With a Flick and a Shrug, A-Rod Becomes Youngest Member of 600-Club
There must have been a few sighs of disappointment mixed in the with the cheers, the applause, and the chanting when Alex Rodriguez's historic home run landed in the center field netting yesterday afternoon. You know there was at least one person in the bleachers with lofty dreams of sitting between Cameron and A-Rod at some swanky restaurant on 5th Avenue. But when that ball landed in no-fan's-land above monument park, that fantasy instantly vanished.

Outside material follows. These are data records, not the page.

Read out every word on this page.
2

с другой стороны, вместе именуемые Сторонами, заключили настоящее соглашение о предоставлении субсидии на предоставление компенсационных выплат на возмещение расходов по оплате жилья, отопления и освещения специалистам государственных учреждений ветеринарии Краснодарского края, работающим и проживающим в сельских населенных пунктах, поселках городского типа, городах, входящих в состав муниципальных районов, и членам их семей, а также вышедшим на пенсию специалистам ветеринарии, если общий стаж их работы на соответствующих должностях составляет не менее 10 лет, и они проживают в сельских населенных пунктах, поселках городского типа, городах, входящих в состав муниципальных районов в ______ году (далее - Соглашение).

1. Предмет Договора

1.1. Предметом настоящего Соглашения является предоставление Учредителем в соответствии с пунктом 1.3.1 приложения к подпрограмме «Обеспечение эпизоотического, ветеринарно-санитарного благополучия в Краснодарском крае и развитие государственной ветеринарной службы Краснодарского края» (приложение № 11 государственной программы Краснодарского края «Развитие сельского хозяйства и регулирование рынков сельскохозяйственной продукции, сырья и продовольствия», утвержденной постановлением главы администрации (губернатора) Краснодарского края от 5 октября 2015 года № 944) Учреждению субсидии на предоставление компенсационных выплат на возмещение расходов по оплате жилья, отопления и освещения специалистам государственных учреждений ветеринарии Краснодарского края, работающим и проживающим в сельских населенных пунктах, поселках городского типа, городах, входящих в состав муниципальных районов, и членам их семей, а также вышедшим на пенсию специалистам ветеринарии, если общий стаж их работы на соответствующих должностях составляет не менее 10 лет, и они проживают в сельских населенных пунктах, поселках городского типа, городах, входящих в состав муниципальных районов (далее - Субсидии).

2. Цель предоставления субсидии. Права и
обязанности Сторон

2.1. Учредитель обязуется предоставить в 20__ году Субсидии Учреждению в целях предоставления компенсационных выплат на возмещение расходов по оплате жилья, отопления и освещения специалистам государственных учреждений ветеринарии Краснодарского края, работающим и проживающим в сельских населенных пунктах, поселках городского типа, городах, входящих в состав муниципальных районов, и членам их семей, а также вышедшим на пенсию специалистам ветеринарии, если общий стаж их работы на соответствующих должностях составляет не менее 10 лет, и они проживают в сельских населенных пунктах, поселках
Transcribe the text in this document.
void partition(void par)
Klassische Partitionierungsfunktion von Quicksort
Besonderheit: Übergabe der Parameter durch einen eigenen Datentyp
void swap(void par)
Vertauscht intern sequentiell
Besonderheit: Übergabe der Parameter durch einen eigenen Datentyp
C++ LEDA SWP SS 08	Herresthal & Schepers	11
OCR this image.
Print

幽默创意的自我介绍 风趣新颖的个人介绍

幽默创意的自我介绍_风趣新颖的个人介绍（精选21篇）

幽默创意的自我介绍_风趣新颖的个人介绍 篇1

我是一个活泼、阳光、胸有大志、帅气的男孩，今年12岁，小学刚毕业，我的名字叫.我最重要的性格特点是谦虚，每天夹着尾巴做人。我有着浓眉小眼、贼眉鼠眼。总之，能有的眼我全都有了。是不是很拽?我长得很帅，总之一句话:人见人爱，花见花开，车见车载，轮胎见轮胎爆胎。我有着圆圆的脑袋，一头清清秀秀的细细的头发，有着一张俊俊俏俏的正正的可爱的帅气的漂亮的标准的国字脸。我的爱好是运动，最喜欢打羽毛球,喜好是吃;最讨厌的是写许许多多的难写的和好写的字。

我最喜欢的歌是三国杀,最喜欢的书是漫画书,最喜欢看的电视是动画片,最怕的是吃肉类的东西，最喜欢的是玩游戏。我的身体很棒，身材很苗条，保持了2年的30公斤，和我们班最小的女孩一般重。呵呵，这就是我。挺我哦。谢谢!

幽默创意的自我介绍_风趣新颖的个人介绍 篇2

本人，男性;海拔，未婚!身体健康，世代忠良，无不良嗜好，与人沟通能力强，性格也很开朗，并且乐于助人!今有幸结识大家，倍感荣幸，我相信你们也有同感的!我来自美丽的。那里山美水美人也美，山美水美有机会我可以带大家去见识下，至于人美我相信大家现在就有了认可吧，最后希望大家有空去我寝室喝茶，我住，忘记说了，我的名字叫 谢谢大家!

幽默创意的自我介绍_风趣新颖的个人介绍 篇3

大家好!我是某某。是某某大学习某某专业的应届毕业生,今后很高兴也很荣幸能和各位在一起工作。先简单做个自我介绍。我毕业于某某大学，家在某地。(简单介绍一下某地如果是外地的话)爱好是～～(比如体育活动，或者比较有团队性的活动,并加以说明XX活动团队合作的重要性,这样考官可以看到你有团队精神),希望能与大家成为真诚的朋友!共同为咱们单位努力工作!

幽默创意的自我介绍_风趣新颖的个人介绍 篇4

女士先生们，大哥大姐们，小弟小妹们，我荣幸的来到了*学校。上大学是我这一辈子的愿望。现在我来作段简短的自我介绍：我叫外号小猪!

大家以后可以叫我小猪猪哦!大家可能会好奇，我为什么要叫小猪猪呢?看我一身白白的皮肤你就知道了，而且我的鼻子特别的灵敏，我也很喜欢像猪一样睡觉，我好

Instead, 23-year old security guard Frankie Babilonia was given an autographed bat for his ball retrieval efforts. Way to toss the dog a bone, Yankee Stadium. At least let the kid have a ball and jersey out of the deal, too. If that we're me, I would have demanded a one-on-one date with Cameron Diaz, if not "mistress-rights" to her person for the rest of her life. Wait, did I write that out loud?
Aside from the lunch date that never was, the home run itself was rather anticlimactic. I wasn't expecting it at all, personally, and it didn't seem like A-Rod was either. It was one of those typical A-Rod "flick" shots, where he just sort of snapped his wrists and threw the bat head out there. For most other guys, that's a 375-foot fly ball out. But for Alex and his massive forearms, it's a 420-foot home run to dead center, one that made him the youngest player to reach the 600-homer plateau at 35 years, 8 days young. What now, George Herman? Don't get complacent, Bonds. You're next.
So he shrugged at his teammates as he rounded first, touched the rest of 'em, hugged his boyfriend at home plate--by the way, the Jeter is now the only player in history to be on base for a 500th and a 600th home run, both A-Rod's--took a curtain call, some more hugs, and then proceeded to ground out, pop up, and ground out again. Glad to see your newly acquired membership hasn't changed you, A-Bomb.
Seriously though, I feel that with this mental obstacle out of the way, Rodriguez can focus on just reacting to the ball and letting his hands fly. And that goes double for the rest of the team. Over the recent years, it seems that whenever A-Rod goes into brain lockdown mode, milestone-induced or otherwise, the rest of the lineup gets sucked in as well. No one on the squad has been hitting well of late, save for Mark Teixeira (he just loves making those late appearances, huh?) and Nick Swisher, who might be finally starting to taper off here in August after an outstanding 4-month stretch.
Teixeira provided the rest of the offense in this game, swatting a double to score Jeter in the third and a bases-loaded single in the fifth for two more. The captain went 4-4 with three runs scored. It was his first four-hit game of the season, and he hadn't accomplished the feat since July 10th of last year. And he bunted for a hit! Surely he was going for the sacrifice with Gardener on second base, but maybe DJ will take the hint from that and start going to the plate with a better, more dynamic approach. He simply hasn't been having good approaches to his at-bats this year. Maybe his man's 600th will get his head out of the doldrums. Now if only Curtis Granderson would do something.